ひょっとしたらこうなることを予想していて、完成したゲームもそうなってしまうんじゃないか、っと思ってたかもしれませんね。でも 心配いりません、そうはなりません。右下にあるオブジェクトバー、もしくは(レイヤーバーと一緒にタブとしてまとめられている)プロジェクトバーから、Explosion オブジェクトを選んでダブルクリック します。すると左側のプロパティーバーにExplosionオブジェクトのプロパティーが表示されます。下のほうにある Blend mode プロパティーの値をproperty to Additiveに設定します。終わったらまたゲームを実行してみましょう。
今度はうまくいきましたね。いったいどういう仕組みになっているんでしょう? 細かい説明を省くとすると、普通のイメージはレイヤーの 上に重ねた状態で貼り付けられるわけですが、。 Additive効果を設定している場合は、イメージのピクセルは背景のそれぞれのピクセルに足し算されることになるのです。そして、黒のピクセルは値が0なので、背景のピクセルに対して何も足すものがない、つまり黒のボーダーの代わりに背景の絵だけが見える状態になるわけです。さらに、明るい色はより強く表示されますから、爆発の光を表現するのにもってこいなのです。
モンスターをもう少し賢くさせてみよう
今の状態では、モンスターはレイアウトの右端から出て、どこかへ行ってしまいますね。もうちょっと面白い動きをさせてみましょう。 まずはモンスターにランダムな角度で動いてもらいましょう。
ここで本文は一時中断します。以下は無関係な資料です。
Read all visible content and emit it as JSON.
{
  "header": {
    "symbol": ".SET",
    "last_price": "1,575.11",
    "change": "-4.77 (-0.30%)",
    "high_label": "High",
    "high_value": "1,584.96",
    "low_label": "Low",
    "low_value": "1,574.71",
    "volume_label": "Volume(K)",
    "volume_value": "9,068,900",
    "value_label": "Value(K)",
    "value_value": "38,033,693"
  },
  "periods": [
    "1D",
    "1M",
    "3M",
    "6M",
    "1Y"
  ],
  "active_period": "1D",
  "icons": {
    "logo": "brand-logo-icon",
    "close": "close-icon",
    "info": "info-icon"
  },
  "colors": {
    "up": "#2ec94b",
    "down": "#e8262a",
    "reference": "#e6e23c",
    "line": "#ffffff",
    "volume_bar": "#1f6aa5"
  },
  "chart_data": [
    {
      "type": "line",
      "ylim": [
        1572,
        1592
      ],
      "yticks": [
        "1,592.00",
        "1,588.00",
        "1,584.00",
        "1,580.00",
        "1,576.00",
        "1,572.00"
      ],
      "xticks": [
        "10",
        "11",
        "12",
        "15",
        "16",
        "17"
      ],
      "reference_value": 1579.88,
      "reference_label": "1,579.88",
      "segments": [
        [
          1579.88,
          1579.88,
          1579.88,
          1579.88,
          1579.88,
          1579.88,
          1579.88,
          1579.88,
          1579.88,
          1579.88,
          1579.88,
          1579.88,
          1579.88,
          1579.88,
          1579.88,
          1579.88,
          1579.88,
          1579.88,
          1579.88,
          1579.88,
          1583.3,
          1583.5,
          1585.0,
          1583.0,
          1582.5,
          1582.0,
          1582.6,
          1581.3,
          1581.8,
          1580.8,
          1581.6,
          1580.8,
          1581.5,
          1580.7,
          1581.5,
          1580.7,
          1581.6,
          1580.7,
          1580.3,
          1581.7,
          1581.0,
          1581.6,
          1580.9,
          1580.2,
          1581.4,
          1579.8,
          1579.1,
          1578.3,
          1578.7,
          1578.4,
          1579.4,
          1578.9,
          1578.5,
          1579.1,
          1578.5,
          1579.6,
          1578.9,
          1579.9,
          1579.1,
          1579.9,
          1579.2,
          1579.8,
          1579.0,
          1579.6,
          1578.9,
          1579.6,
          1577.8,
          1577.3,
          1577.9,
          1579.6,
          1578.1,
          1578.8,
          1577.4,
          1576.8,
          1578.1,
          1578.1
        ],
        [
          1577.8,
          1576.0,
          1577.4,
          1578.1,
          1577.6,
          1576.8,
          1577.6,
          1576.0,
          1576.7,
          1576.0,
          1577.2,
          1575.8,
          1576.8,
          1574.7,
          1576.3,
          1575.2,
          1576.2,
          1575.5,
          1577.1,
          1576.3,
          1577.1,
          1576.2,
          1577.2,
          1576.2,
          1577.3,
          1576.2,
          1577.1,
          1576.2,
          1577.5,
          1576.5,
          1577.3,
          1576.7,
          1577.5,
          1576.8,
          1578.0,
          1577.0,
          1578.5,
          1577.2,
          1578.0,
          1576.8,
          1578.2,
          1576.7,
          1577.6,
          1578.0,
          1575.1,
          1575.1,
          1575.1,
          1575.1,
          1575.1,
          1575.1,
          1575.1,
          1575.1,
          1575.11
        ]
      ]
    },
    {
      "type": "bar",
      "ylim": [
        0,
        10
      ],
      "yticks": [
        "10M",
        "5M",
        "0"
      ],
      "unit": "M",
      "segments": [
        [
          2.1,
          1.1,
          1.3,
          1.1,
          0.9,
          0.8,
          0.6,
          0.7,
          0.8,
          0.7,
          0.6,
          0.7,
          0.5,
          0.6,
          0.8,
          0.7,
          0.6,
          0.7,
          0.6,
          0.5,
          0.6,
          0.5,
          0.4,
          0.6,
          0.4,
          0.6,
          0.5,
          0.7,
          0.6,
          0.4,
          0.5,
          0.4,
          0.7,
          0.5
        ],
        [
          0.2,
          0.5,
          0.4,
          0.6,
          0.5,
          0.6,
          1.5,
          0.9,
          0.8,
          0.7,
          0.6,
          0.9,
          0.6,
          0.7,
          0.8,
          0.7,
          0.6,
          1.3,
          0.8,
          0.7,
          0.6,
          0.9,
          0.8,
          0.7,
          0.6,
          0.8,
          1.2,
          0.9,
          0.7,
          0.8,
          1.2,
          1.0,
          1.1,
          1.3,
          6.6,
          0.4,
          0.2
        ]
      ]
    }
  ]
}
コンディション: System -> On start of Layout
アクション: Monster -> Set angle -> random(360)
モンスターたちはまだレイアウトから外に向かって永遠に出ていってしまい、二度と帰ってくることはありません。レイアウトの内側に留まるようにさせましょう。レイアウトから出たら直ぐに方向転換させてプレイヤーの方に動き出すようにします。これは二つの効果があります: まず、モンスターたちは全員レイアウトの内側に留まるようになります、そしてプレイヤーが立ったままでいる、その方向に向かってどんどん襲ってくるようになります。
コンディション: Monster -> Is outside layout
アクション: Monster -> Set angle toward position -> X項目にPlayer.X - Y項目にPlayer.Y.
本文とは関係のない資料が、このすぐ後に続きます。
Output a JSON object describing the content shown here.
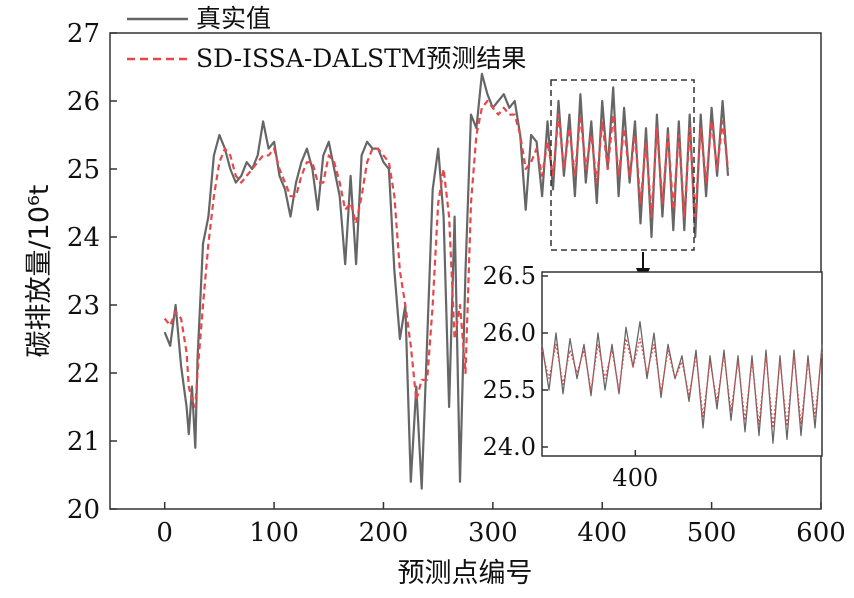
{
  "chart_data": [
    {
      "type": "line",
      "title": "",
      "xlabel": "预测点编号",
      "ylabel": "碳排放量/10⁶t",
      "xlim": [
        -50,
        600
      ],
      "ylim": [
        20,
        27
      ],
      "xticks": [
        "0",
        "100",
        "200",
        "300",
        "400",
        "500",
        "600"
      ],
      "yticks": [
        "20",
        "21",
        "22",
        "23",
        "24",
        "25",
        "26",
        "27"
      ],
      "legend_position": "top-left",
      "grid": false,
      "colors": {
        "actual": "#666666",
        "predicted": "#e8474a"
      },
      "series": [
        {
          "name": "真实值",
          "x": [
            0,
            5,
            10,
            15,
            20,
            22,
            25,
            28,
            30,
            35,
            40,
            45,
            50,
            55,
            60,
            65,
            70,
            75,
            80,
            85,
            90,
            95,
            100,
            105,
            110,
            115,
            120,
            125,
            130,
            135,
            140,
            145,
            150,
            155,
            160,
            165,
            170,
            175,
            180,
            185,
            190,
            195,
            200,
            205,
            210,
            215,
            220,
            225,
            230,
            235,
            240,
            245,
            250,
            255,
            260,
            265,
            270,
            275,
            280,
            285,
            290,
            295,
            300,
            305,
            310,
            315,
            320,
            325,
            330,
            335,
            340,
            345,
            350,
            355,
            360,
            365,
            370,
            375,
            380,
            385,
            390,
            395,
            400,
            405,
            410,
            415,
            420,
            425,
            430,
            435,
            440,
            445,
            450,
            455,
            460,
            465,
            470,
            475,
            480,
            485,
            490,
            495,
            500,
            505,
            510,
            515
          ],
          "y": [
            22.6,
            22.4,
            23.0,
            22.1,
            21.5,
            21.1,
            21.8,
            20.9,
            22.2,
            23.9,
            24.3,
            25.2,
            25.5,
            25.3,
            25.0,
            24.8,
            24.9,
            25.1,
            25.0,
            25.2,
            25.7,
            25.3,
            25.4,
            24.9,
            24.7,
            24.3,
            24.8,
            25.1,
            25.3,
            25.0,
            24.4,
            25.2,
            25.4,
            25.0,
            24.6,
            23.6,
            24.9,
            23.6,
            25.2,
            25.4,
            25.3,
            25.3,
            25.1,
            25.0,
            23.5,
            22.5,
            23.0,
            20.4,
            21.8,
            20.3,
            22.5,
            24.7,
            25.3,
            24.3,
            21.5,
            24.3,
            20.4,
            23.5,
            25.8,
            25.6,
            26.4,
            26.1,
            25.9,
            26.0,
            26.1,
            25.9,
            26.0,
            25.5,
            24.4,
            25.5,
            25.4,
            24.6,
            25.7,
            24.7,
            26.0,
            24.9,
            25.8,
            24.6,
            26.1,
            24.8,
            25.7,
            24.5,
            26.0,
            25.0,
            26.2,
            24.6,
            25.9,
            24.8,
            25.7,
            24.2,
            25.6,
            24.0,
            25.8,
            24.3,
            25.6,
            24.1,
            25.7,
            24.1,
            25.8,
            24.0,
            25.8,
            24.6,
            25.9,
            24.9,
            26.0,
            24.9
          ]
        },
        {
          "name": "SD-ISSA-DALSTM预测结果",
          "x": [
            0,
            5,
            10,
            15,
            20,
            22,
            25,
            28,
            30,
            35,
            40,
            45,
            50,
            55,
            60,
            65,
            70,
            75,
            80,
            85,
            90,
            95,
            100,
            105,
            110,
            115,
            120,
            125,
            130,
            135,
            140,
            145,
            150,
            155,
            160,
            165,
            170,
            175,
            180,
            185,
            190,
            195,
            200,
            205,
            210,
            215,
            220,
            225,
            230,
            235,
            240,
            245,
            250,
            255,
            260,
            265,
            270,
            275,
            280,
            285,
            290,
            295,
            300,
            305,
            310,
            315,
            320,
            325,
            330,
            335,
            340,
            345,
            350,
            355,
            360,
            365,
            370,
            375,
            380,
            385,
            390,
            395,
            400,
            405,
            410,
            415,
            420,
            425,
            430,
            435,
            440,
            445,
            450,
            455,
            460,
            465,
            470,
            475,
            480,
            485,
            490,
            495,
            500,
            505,
            510,
            515
          ],
          "y": [
            22.8,
            22.7,
            22.9,
            22.8,
            22.3,
            21.8,
            21.6,
            21.5,
            22.0,
            23.0,
            23.9,
            24.6,
            25.1,
            25.3,
            25.2,
            24.9,
            24.8,
            24.9,
            25.0,
            25.1,
            25.2,
            25.2,
            25.3,
            25.0,
            24.8,
            24.6,
            24.6,
            24.9,
            25.1,
            25.1,
            24.8,
            24.8,
            25.2,
            25.1,
            24.8,
            24.4,
            24.5,
            24.2,
            24.6,
            25.1,
            25.3,
            25.3,
            25.2,
            25.1,
            24.6,
            23.5,
            23.0,
            22.4,
            21.6,
            21.9,
            21.9,
            23.0,
            24.5,
            25.0,
            24.3,
            22.5,
            23.0,
            22.0,
            24.5,
            25.5,
            25.9,
            26.0,
            25.9,
            25.8,
            25.9,
            25.8,
            25.8,
            25.5,
            25.0,
            25.1,
            25.3,
            24.9,
            25.4,
            24.9,
            25.8,
            25.0,
            25.6,
            24.9,
            25.8,
            25.0,
            25.5,
            24.8,
            25.7,
            25.0,
            25.8,
            24.9,
            25.6,
            24.9,
            25.5,
            24.5,
            25.4,
            24.3,
            25.6,
            24.5,
            25.5,
            24.4,
            25.5,
            24.3,
            25.6,
            24.3,
            25.6,
            24.8,
            25.7,
            25.0,
            25.7,
            25.0
          ]
        }
      ]
    },
    {
      "type": "line",
      "title": "",
      "xlabel": "",
      "ylabel": "",
      "xlim": [
        360,
        480
      ],
      "ylim": [
        24.0,
        26.5
      ],
      "xticks": [
        "400"
      ],
      "yticks": [
        "24.0",
        "25.5",
        "26.0",
        "26.5"
      ],
      "series": [
        {
          "name": "真实值",
          "x": [
            360,
            363,
            366,
            369,
            372,
            375,
            378,
            381,
            384,
            387,
            390,
            393,
            396,
            399,
            402,
            405,
            408,
            411,
            414,
            417,
            420,
            423,
            426,
            429,
            432,
            435,
            438,
            441,
            444,
            447,
            450,
            453,
            456,
            459,
            462,
            465,
            468,
            471,
            474,
            477,
            480
          ],
          "y": [
            25.9,
            25.5,
            26.0,
            25.4,
            25.95,
            25.6,
            25.9,
            25.35,
            26.0,
            25.5,
            25.9,
            25.4,
            26.05,
            25.7,
            26.1,
            25.6,
            26.0,
            25.3,
            25.9,
            25.6,
            25.8,
            25.2,
            25.85,
            24.5,
            25.8,
            25.0,
            25.85,
            24.7,
            25.8,
            24.4,
            25.8,
            24.3,
            25.85,
            24.1,
            25.8,
            24.2,
            25.85,
            24.3,
            25.8,
            24.5,
            25.9
          ]
        },
        {
          "name": "SD-ISSA-DALSTM预测结果",
          "x": [
            360,
            363,
            366,
            369,
            372,
            375,
            378,
            381,
            384,
            387,
            390,
            393,
            396,
            399,
            402,
            405,
            408,
            411,
            414,
            417,
            420,
            423,
            426,
            429,
            432,
            435,
            438,
            441,
            444,
            447,
            450,
            453,
            456,
            459,
            462,
            465,
            468,
            471,
            474,
            477,
            480
          ],
          "y": [
            25.85,
            25.6,
            25.9,
            25.55,
            25.85,
            25.65,
            25.85,
            25.5,
            25.9,
            25.6,
            25.85,
            25.5,
            25.95,
            25.7,
            25.95,
            25.65,
            25.9,
            25.45,
            25.85,
            25.6,
            25.75,
            25.35,
            25.8,
            24.8,
            25.75,
            25.2,
            25.8,
            24.95,
            25.75,
            24.7,
            25.75,
            24.6,
            25.8,
            24.5,
            25.75,
            24.55,
            25.8,
            24.6,
            25.75,
            24.8,
            25.85
          ]
        }
      ]
    }
  ]
}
ゲームを実行します。しばらく見ているとわかりますが、モンスターたちはきちんとレイアウトの内側で動き回りますね。とうていAI(人工知能)などとは言えませんが、このぐらいで十分でしょう。
ところで、モンスターは今のままだと弾が一発当たっただけで即死してしまいます。そこで、弾が5回当たったら死ぬようにしてみましょう。この機能を実装するにはいったいどうすればいいでしょう? もし"Health(ヘルス、健康・命)"カウンターを一つだけ設けることにしたら、一匹のモンスターに弾が5回当たったら瞬間に すべてのモンスターが一斉に死んでしまうことになります。そうではなく、それぞれのモンスターに個別のカウンターを用意してあげる必要があります。このために instance variablesインスタンス変数というものを利用します。